Was this a Fighting Fantasy book? It couldn’t be. But the man tried to find page 82 to turn to anyway. (So did you). Page 82 was nowhere to be found. (It was nowhere in this book either). It was not between pages 81 or 83, nor misplaced in any other part of the book. Nor were there any signs whatsoever that it had been ripped out. Page 82 had simply never been a part of that book. (Nor in this one – clever, huh?).
But drowning in curiosity, the man continued to read on from where he left off. A few pages later, it appeared again.
“Turn to page 82”.
The same process was wearingly repeated. The man continued to read on. It was a story that seemed incoherent. With weird animals, imaginary creatures and ghosts appearing out of nowhere, with the story taking place on earth, in the ocean, on different planets, in different universes, at different times even. It was utterly confusing, but for some reason it kept you wanting more. That’s the other thing with bookworms – they must finish the books they start reading; it’s a matter of principle.
So whenever the prompt to turn to page 82 appeared – and it appeared quite often – the man simply ignored it and continued to read on. (So did you).
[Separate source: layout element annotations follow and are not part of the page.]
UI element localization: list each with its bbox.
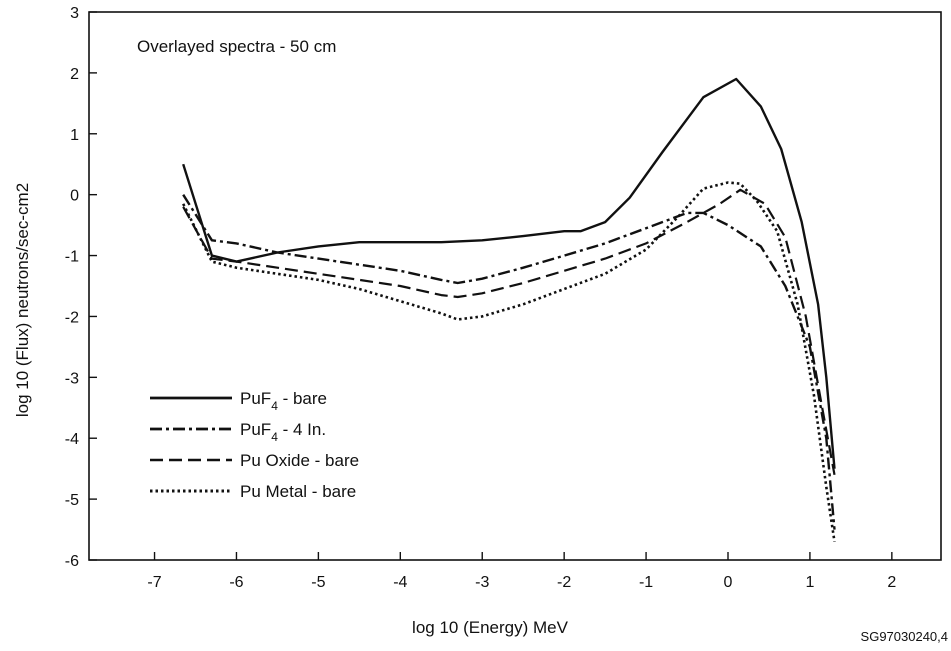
legend-entry: Pu Metal - bare bbox=[240, 482, 356, 501]
x-tick-label: 1 bbox=[805, 574, 814, 591]
x-tick-label: -2 bbox=[557, 574, 571, 591]
x-tick-label: -4 bbox=[393, 574, 407, 591]
x-axis-label: log 10 (Energy) MeV bbox=[412, 618, 569, 637]
legend-entry: PuF4 - 4 In. bbox=[240, 420, 326, 444]
y-tick-label: -1 bbox=[65, 249, 79, 266]
source-id: SG97030240,4 bbox=[861, 629, 948, 644]
legend-entry: Pu Oxide - bare bbox=[240, 451, 359, 470]
legend-label: PuF bbox=[240, 389, 271, 408]
x-tick-label: 0 bbox=[724, 574, 733, 591]
x-tick-label: -3 bbox=[475, 574, 489, 591]
y-tick-label: 3 bbox=[70, 5, 79, 22]
x-tick-label: -1 bbox=[639, 574, 653, 591]
x-tick-label: -6 bbox=[229, 574, 243, 591]
legend-label: Pu Metal - bare bbox=[240, 482, 356, 501]
legend-label: PuF bbox=[240, 420, 271, 439]
x-tick-label: -7 bbox=[147, 574, 161, 591]
x-axis: -7 -6 -5 -4 -3 -2 -1 0 1 2 bbox=[147, 552, 896, 591]
series-line-1 bbox=[182, 77, 836, 469]
legend-subscript: 4 bbox=[271, 430, 278, 444]
plot-frame bbox=[88, 11, 942, 561]
y-tick-label: -3 bbox=[65, 370, 79, 387]
legend-label-rest: - 4 In. bbox=[278, 420, 326, 439]
series-line-4 bbox=[182, 181, 836, 542]
legend-subscript: 4 bbox=[271, 399, 278, 413]
legend-label-rest: - bare bbox=[278, 389, 327, 408]
plot-annotation: Overlayed spectra - 50 cm bbox=[137, 37, 336, 56]
y-tick-label: -2 bbox=[65, 309, 79, 326]
y-axis-label: log 10 (Flux) neutrons/sec-cm2 bbox=[13, 183, 32, 417]
series-layer bbox=[182, 77, 836, 542]
legend-entry: PuF4 - bare bbox=[240, 389, 327, 413]
y-tick-label: 2 bbox=[70, 66, 79, 83]
y-tick-label: -5 bbox=[65, 492, 79, 509]
y-axis: 3 2 1 0 -1 -2 -3 -4 -5 -6 bbox=[65, 5, 97, 570]
y-tick-label: 0 bbox=[70, 188, 79, 205]
legend-label: Pu Oxide - bare bbox=[240, 451, 359, 470]
y-tick-label: -6 bbox=[65, 553, 79, 570]
y-tick-label: 1 bbox=[70, 127, 79, 144]
x-tick-label: 2 bbox=[887, 574, 896, 591]
series-line-2 bbox=[182, 194, 836, 530]
y-tick-label: -4 bbox=[65, 431, 79, 448]
x-tick-label: -5 bbox=[311, 574, 325, 591]
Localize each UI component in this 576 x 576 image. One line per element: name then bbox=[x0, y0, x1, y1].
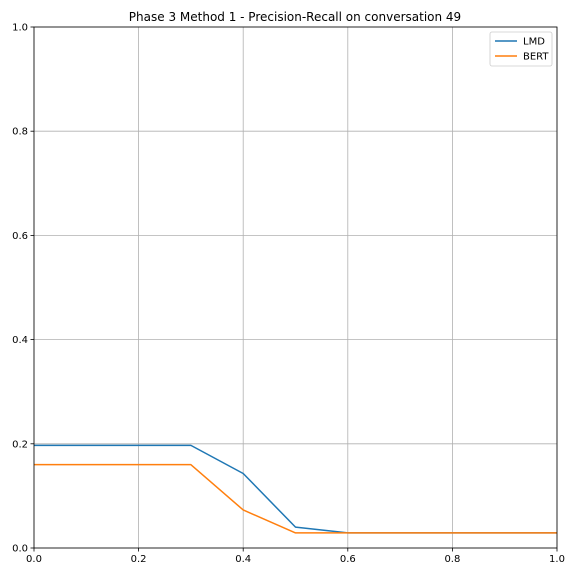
legend: LMD BERT bbox=[489, 31, 553, 67]
x-tick-label: 0.4 bbox=[235, 554, 251, 565]
series-lines bbox=[34, 444, 557, 534]
y-tick-label: 0.2 bbox=[12, 439, 28, 450]
y-tick-label: 0.8 bbox=[12, 127, 28, 138]
x-tick-label: 1.0 bbox=[549, 554, 565, 565]
series-line-bert bbox=[34, 463, 557, 534]
x-tick-label: 0.0 bbox=[26, 554, 42, 565]
y-axis-ticks: 0.0 0.2 0.4 0.6 0.8 1.0 bbox=[12, 23, 34, 555]
plot-area-frame bbox=[33, 26, 558, 549]
x-tick-label: 0.8 bbox=[444, 554, 460, 565]
legend-label-lmd: LMD bbox=[523, 37, 545, 48]
series-line-lmd bbox=[34, 444, 557, 534]
x-axis-ticks: 0.0 0.2 0.4 0.6 0.8 1.0 bbox=[26, 548, 565, 565]
y-tick-label: 1.0 bbox=[12, 23, 28, 34]
y-tick-label: 0.0 bbox=[12, 544, 28, 555]
x-tick-label: 0.2 bbox=[131, 554, 147, 565]
x-tick-label: 0.6 bbox=[340, 554, 356, 565]
legend-label-bert: BERT bbox=[523, 52, 549, 63]
y-tick-label: 0.6 bbox=[12, 231, 28, 242]
chart-title: Phase 3 Method 1 - Precision-Recall on c… bbox=[129, 10, 461, 24]
grid-lines bbox=[33, 26, 558, 549]
y-tick-label: 0.4 bbox=[12, 335, 28, 346]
He had still not understood the storyline or purpose of the book, but was profoundly drawn into it by now. (And coincidentally, so were you).
Alas, he reached the final page. He thought that finally he might understand what all this “turn to page 82” was about. It turns out, however, that the book would eventually end in a cliché: this was all a dream. The young man had apparently imagined it all – the strange paradoxes, the hen fighting with an elephant, the appearance of a yoku (a beast which was half eagle, half something that resembled a lion-snake) and its defeat using rat’s poison that was taken from a far away planet that could only be reached by planting a specific type of bean that grew from tomato plants watered with coke. It was so confusing that you were surprised you had managed to last until the end. So, although you were deeply disappointed that all this time you were reading something that was in essence never there, a smile did form on your face when you read the last sentence explaining that the man had fallen asleep in his quest to find page 82 in a book that simply did not have it because a publisher had been distracted when numbering the pages.
And that is when you closed the cover and put the book down. “Well, that was ingenious”, you thought.